A Web Page for Each of the World’s Creatures
By Stephen Leahy
May 10 (IPS) – Scientists launched a global initiative Thursday called the “Encyclopedia of Life” that will document the Earth’s 1.8 million known species and track the impacts of habitat loss and climate change.
The ambitious electronic encyclopedia will catalogue the details of every species thus far identified and put all this information on the Internet so anyone can access it.
“This will be a fantastic resource for the developing world,” said James Edwards, the new executive director of the Encyclopedia of Life project headquartered in Washington at the Smithsonian Institution.
Until now, researchers and students from the South had to travel to the big 10 natural history museums located in the North to learn about species in their own countries, Edwards told IPS.
“I recently met three researchers from India who were spending a year at the Harvard University Herbaria to learn about their native plants,” he said.

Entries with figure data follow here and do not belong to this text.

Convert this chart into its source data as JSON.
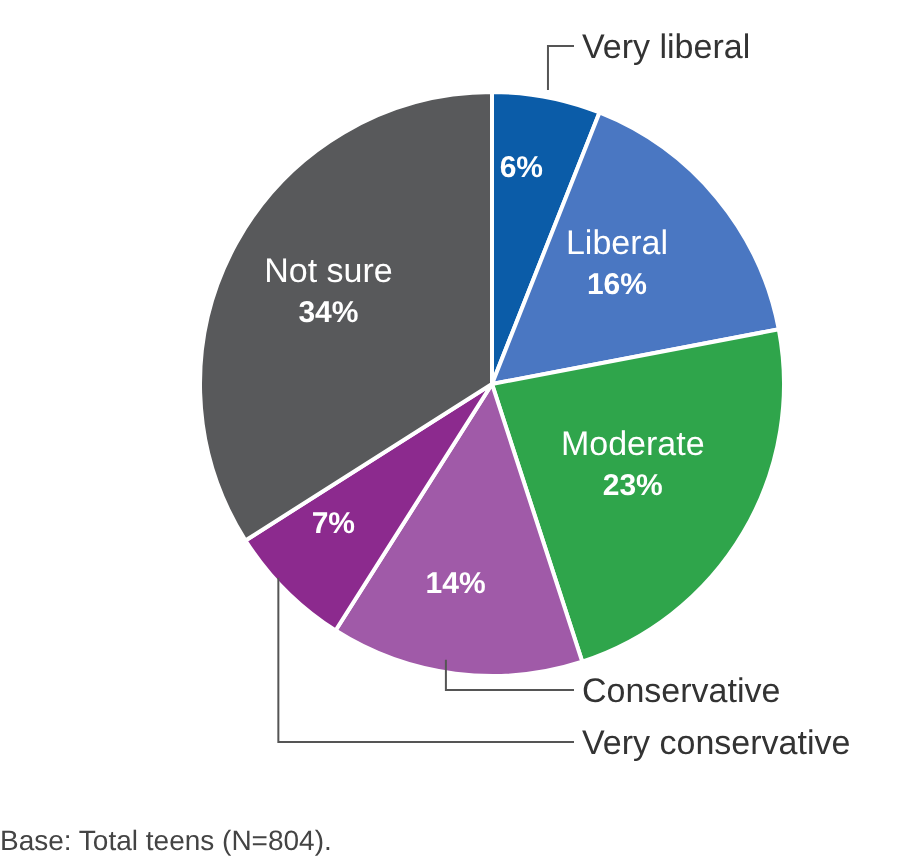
{
  "chart_data": {
    "type": "pie",
    "categories": [
      "Very liberal",
      "Liberal",
      "Moderate",
      "Conservative",
      "Very conservative",
      "Not sure"
    ],
    "values": [
      6,
      16,
      23,
      14,
      7,
      34
    ],
    "value_labels": [
      "6%",
      "16%",
      "23%",
      "14%",
      "7%",
      "34%"
    ],
    "colors": [
      "#0b5ca8",
      "#4a77c2",
      "#2fa54b",
      "#a05aa8",
      "#8c2a8e",
      "#58595b"
    ],
    "annotations": [
      "Base: Total teens (N=804)."
    ]
  }
}
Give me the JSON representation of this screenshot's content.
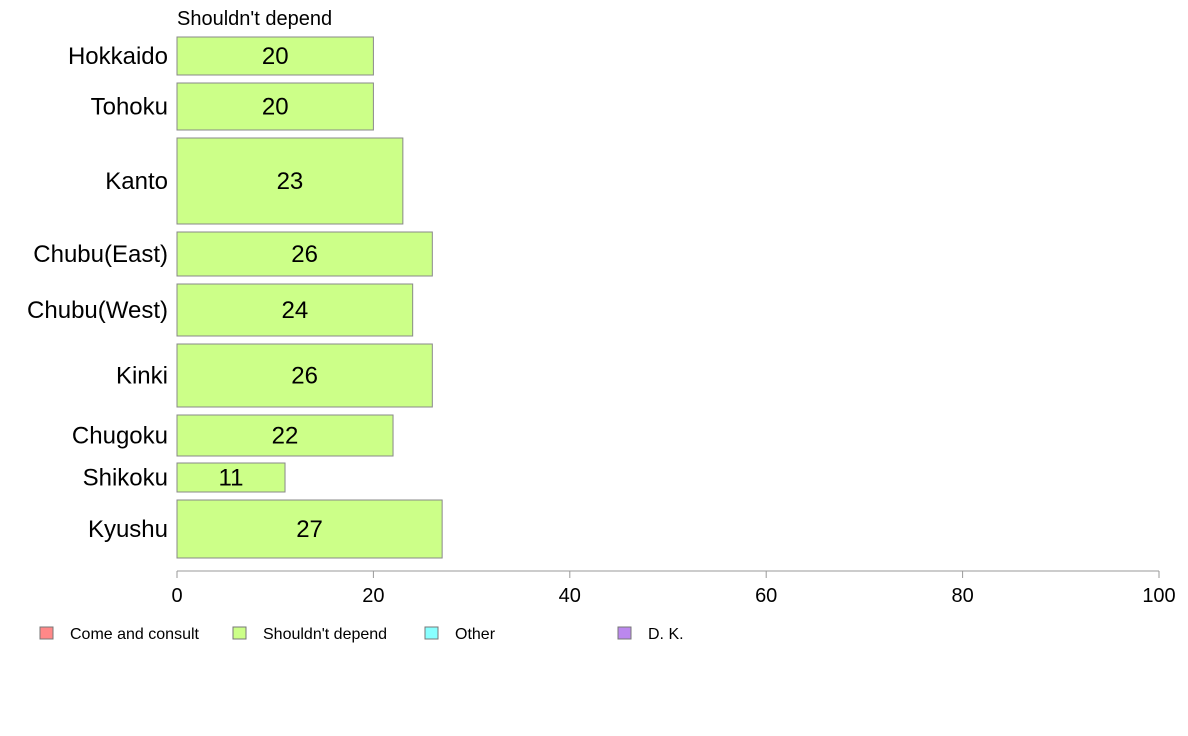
{
  "chart_data": {
    "type": "bar",
    "orientation": "horizontal",
    "title": "",
    "series_title": "Shouldn't depend",
    "categories": [
      "Hokkaido",
      "Tohoku",
      "Kanto",
      "Chubu(East)",
      "Chubu(West)",
      "Kinki",
      "Chugoku",
      "Shikoku",
      "Kyushu"
    ],
    "series": [
      {
        "name": "Shouldn't depend",
        "values": [
          20,
          20,
          23,
          26,
          24,
          26,
          22,
          11,
          27
        ],
        "color": "#ccff88"
      }
    ],
    "data_labels": [
      "20",
      "20",
      "23",
      "26",
      "24",
      "26",
      "22",
      "11",
      "27"
    ],
    "xlim": [
      0,
      100
    ],
    "x_ticks": [
      0,
      20,
      40,
      60,
      80,
      100
    ],
    "x_tick_labels": [
      "0",
      "20",
      "40",
      "60",
      "80",
      "100"
    ],
    "xlabel": "",
    "ylabel": "",
    "grid": false,
    "legend_position": "bottom-left",
    "legend": [
      {
        "label": "Come and consult",
        "color": "#ff8888"
      },
      {
        "label": "Shouldn't depend",
        "color": "#ccff88"
      },
      {
        "label": "Other",
        "color": "#88ffff"
      },
      {
        "label": "D. K.",
        "color": "#bb88ee"
      }
    ]
  }
}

The Herbaria has five million plant specimens from around the world, comprising the eighth largest collection.
In a few years’ time, all that information and much more will be on the Encyclopedia of Life (EoL) website.
“We will finally be able to get a big picture view of life on Earth and be able to see the changes through time, which will be a fantastic resource to monitor the impacts of climate change,” Edwards said.
Over the next 10 years, and at an estimated cost of 100 million dollars, the Encyclopedia of Life will create Internet pages for all 1.8 million species currently named. It will also expedite the classification of the millions of species yet to be discovered and catalogued. The pages will provide written information and, when available, photographs, video, sound, location maps, and other multimedia information on each species.
The only country with something similar to the EoL is Mexico’s CONABIO biodiversity database, which has enabled Mexico to know where to look for impacts of climate change or invasive species, and where not to grow genetically engineered crops, among many other uses, Edwards said.
Ralph E. Gomory, president of the Alfred P. Sloan Foundation, a U.S. organisation that contributed 2.5 million dollars, said, “The Encyclopedia of Life will provide the citizens of the world a ‘macroscope’ of almost unimaginable power to find and create understanding of biodiversity across the globe.”